Admitting that I needed help was one of the hardest things to do. I handle things myself, I'm not weak. But admitting you need help is one of the strongest things you can do, sitting there and letting everything take over you when there are great options to stop it is a huge weakness. Taking that first step on the journey to working things out is petrifying and now I have a lot of respect for people that do it.

I've been referred for Cognitive Behavioural Therapy and been given options of different medication. I'll talk about meds in another post as this one has become too long. This is what brought me to today, there has been a lot of realisation over my life, now I'm aware of what my 'anxious' moments are I can spot them all through my childhood and teen years. I feel slightly silly that I've never noticed it until now. Blaming others is a big problem, I'm angry and irritated all the time because people are stupid and are doing stupid things and I'm irrationally worried over this because of XYZ. Once I stopped making these excuses to myself I realised my train of thought wasn't where it should be.

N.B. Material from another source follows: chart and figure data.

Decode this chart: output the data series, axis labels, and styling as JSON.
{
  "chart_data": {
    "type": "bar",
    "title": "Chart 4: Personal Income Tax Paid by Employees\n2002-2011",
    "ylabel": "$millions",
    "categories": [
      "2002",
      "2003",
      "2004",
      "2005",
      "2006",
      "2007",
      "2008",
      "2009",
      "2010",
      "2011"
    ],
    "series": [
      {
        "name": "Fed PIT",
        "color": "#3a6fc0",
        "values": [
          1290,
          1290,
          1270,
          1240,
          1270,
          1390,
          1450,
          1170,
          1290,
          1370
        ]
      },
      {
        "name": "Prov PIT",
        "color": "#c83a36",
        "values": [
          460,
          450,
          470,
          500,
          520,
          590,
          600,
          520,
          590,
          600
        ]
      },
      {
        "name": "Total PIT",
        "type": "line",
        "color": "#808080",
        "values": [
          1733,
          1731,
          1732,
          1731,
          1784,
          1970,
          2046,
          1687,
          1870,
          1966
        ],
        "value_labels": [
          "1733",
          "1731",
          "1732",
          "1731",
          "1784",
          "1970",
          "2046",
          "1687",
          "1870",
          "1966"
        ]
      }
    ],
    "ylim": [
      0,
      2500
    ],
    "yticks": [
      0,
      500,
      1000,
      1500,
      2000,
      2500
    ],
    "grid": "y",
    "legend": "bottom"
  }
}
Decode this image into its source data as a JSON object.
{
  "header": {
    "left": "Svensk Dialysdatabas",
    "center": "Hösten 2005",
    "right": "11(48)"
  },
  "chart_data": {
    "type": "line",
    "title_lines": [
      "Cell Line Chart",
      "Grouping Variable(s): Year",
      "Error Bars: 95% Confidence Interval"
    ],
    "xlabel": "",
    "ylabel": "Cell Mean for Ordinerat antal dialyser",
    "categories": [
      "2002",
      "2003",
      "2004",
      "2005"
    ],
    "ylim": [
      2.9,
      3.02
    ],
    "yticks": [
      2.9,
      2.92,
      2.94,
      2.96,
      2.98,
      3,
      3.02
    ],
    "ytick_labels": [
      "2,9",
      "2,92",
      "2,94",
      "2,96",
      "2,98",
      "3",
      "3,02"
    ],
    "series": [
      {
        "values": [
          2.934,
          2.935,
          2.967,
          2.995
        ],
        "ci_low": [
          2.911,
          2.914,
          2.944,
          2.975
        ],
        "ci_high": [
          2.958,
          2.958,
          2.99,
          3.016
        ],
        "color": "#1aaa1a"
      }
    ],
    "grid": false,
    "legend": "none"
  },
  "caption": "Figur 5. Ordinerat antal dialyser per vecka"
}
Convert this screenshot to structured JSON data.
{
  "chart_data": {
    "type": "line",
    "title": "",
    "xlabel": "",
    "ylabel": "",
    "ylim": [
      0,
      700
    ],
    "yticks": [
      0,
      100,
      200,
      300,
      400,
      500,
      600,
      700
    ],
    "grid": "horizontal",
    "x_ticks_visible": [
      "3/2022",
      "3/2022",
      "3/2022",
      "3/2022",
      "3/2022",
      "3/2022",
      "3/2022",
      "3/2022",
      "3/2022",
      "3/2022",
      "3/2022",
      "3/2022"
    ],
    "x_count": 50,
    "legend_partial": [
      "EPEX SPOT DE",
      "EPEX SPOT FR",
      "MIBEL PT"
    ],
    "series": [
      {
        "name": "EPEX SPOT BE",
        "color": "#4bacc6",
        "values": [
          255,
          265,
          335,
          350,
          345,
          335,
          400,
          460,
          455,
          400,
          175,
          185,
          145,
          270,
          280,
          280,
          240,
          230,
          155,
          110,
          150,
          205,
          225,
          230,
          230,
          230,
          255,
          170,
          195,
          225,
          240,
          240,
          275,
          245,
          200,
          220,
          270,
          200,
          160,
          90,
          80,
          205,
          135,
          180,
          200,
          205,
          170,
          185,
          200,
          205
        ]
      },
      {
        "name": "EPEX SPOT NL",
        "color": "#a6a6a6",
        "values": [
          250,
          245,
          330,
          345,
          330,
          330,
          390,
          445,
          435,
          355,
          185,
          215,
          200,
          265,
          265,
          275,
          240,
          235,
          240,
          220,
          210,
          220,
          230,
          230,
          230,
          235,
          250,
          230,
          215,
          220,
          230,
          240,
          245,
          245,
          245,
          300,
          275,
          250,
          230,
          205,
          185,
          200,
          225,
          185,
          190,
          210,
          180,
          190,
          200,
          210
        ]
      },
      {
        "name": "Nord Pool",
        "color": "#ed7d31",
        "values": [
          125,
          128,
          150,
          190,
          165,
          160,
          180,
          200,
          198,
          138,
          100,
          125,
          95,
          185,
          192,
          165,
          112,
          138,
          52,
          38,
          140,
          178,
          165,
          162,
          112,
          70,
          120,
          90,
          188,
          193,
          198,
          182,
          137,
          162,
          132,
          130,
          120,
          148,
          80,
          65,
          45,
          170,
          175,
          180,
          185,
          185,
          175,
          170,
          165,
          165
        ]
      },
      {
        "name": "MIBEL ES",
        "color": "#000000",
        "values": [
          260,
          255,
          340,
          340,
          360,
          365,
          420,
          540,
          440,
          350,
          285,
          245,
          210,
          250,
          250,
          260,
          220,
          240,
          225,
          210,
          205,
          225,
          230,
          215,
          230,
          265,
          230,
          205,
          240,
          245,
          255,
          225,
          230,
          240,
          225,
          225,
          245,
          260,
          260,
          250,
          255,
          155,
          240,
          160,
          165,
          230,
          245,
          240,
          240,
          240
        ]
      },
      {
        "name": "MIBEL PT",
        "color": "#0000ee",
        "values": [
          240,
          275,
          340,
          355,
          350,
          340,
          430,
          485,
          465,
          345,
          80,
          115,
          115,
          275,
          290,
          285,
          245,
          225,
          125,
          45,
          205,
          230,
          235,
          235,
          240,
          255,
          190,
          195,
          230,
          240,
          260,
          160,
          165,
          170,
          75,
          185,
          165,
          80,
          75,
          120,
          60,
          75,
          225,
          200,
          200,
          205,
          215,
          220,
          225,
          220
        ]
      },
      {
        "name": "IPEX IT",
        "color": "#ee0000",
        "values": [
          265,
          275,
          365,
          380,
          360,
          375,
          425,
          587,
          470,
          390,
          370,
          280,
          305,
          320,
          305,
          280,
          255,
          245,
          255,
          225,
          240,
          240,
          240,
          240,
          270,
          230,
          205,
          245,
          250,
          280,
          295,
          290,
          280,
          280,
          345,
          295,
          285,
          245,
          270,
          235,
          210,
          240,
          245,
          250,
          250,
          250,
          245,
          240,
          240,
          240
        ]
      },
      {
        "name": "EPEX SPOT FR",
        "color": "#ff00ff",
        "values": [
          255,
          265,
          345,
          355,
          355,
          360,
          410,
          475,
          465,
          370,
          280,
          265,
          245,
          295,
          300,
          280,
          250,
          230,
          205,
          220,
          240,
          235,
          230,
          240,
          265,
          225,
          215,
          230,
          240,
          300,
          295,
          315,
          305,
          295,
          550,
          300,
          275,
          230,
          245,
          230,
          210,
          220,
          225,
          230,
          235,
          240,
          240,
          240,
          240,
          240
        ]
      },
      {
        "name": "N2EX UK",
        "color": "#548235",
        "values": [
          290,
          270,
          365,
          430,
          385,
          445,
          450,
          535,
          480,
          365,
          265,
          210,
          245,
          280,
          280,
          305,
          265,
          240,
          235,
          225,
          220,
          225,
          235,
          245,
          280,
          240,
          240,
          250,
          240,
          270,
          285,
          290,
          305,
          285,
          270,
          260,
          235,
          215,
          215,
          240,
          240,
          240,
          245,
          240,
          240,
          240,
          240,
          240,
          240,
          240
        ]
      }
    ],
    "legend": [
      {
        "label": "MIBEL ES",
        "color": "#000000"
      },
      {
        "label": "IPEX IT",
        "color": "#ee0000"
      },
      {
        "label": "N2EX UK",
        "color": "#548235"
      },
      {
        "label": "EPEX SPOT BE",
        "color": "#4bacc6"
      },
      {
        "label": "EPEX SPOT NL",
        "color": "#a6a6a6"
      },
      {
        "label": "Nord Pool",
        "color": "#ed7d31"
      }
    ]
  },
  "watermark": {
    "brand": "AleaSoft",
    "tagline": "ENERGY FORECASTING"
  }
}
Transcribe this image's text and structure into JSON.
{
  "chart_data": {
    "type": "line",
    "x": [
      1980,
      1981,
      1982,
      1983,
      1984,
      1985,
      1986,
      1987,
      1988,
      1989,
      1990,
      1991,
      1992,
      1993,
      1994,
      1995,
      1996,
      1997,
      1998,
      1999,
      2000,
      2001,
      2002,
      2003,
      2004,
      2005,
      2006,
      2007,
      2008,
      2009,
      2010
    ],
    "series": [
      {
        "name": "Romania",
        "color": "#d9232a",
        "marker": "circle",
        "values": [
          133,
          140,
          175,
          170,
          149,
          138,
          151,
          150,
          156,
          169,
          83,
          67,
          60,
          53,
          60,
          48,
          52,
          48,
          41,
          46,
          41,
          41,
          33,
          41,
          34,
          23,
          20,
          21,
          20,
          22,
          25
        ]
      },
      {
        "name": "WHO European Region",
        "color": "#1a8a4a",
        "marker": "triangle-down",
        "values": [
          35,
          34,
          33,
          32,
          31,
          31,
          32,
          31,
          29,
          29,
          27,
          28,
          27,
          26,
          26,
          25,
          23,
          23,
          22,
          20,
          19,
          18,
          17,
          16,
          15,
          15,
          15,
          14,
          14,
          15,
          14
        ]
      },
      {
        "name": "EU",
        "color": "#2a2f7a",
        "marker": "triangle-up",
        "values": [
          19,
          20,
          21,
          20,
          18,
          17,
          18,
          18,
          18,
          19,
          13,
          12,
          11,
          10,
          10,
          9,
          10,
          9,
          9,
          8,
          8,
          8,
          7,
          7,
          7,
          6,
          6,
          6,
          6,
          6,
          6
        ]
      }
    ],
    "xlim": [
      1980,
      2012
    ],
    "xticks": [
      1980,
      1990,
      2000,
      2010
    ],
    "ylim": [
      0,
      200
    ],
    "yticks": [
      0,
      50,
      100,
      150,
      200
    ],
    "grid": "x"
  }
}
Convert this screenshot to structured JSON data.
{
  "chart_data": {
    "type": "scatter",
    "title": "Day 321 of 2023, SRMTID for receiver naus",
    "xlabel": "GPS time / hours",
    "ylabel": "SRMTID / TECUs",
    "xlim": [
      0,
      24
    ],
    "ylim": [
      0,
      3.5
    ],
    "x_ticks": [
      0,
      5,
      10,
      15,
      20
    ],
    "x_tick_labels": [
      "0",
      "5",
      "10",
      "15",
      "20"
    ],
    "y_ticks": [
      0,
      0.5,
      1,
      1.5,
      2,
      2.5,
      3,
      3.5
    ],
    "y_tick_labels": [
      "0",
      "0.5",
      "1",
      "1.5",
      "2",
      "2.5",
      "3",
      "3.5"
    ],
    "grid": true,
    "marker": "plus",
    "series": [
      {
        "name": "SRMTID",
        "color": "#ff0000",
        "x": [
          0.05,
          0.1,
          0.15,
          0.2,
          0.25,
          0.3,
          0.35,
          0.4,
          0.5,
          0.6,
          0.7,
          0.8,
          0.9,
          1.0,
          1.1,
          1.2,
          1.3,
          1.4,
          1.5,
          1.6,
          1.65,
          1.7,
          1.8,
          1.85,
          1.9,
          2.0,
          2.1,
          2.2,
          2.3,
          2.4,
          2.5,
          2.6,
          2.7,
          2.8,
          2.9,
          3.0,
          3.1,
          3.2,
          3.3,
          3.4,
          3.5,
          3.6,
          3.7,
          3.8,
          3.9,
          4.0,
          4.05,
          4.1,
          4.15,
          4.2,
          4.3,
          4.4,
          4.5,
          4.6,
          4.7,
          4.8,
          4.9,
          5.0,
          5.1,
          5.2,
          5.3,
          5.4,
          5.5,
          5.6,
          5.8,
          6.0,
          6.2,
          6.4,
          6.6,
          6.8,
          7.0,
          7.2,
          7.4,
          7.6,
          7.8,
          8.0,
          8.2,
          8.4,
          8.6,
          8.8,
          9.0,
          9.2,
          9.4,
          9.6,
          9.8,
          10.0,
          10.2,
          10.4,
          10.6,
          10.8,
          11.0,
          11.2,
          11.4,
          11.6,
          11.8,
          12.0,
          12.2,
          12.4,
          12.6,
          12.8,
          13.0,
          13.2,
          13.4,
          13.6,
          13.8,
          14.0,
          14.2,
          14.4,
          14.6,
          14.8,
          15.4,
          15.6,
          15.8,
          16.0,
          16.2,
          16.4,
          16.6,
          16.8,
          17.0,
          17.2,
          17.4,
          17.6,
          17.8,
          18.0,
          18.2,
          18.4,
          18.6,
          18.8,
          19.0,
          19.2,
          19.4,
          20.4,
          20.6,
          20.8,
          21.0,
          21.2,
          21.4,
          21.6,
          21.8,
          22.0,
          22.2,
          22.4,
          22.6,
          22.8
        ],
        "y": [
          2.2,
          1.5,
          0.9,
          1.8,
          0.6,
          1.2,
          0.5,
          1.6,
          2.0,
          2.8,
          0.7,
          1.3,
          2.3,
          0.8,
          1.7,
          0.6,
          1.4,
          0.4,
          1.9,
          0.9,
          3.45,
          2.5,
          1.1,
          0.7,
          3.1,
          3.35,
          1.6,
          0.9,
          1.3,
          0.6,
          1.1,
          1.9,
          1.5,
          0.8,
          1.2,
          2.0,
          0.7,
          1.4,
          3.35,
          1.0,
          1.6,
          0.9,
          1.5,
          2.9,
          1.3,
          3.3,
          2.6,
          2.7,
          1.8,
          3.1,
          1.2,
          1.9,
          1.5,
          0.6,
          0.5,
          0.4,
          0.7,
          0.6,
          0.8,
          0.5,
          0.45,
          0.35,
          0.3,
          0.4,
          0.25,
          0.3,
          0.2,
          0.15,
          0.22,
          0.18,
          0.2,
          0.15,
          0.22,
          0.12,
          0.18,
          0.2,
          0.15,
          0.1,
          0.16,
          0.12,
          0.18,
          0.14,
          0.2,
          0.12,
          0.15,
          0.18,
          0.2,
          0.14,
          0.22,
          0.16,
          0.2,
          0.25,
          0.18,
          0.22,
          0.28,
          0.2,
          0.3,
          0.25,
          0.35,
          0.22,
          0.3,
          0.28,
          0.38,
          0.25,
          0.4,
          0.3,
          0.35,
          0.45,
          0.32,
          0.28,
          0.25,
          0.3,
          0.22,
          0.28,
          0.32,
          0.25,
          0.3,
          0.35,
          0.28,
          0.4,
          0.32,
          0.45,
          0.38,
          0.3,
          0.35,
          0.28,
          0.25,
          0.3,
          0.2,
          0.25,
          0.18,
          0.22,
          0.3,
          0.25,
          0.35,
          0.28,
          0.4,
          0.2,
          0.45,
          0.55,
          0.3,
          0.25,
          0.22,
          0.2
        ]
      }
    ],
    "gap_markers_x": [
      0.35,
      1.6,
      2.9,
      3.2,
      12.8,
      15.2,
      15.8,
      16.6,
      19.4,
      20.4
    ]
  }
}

I nearly cried on the bus because a partner sent a slightly sarcastic text to me. I shouldn't be reacting like that. I admit it. I need help.

The Boring Introduction

Hello,


Welcome to my blog! The name is a little lame I know, but I wanted to describe what would be going on here. This is a place to help myself, if it helps other people as well then that's fantastic. Here I'll be posting everything I'm going through whilst coming to terms and treating my mental issues. I wont always be shown in a great light but I can't hide anything from this blog otherwise it ruins the point of it. I'll try and tackle the inital posts in segments so you don't have to read massive walls of text but they may not be structured well as I'll just type what I'm thinking.

Thanks for dropping by and I hope you stay with me on this journey. It may be bumpy but I'll get there. Wherever there is!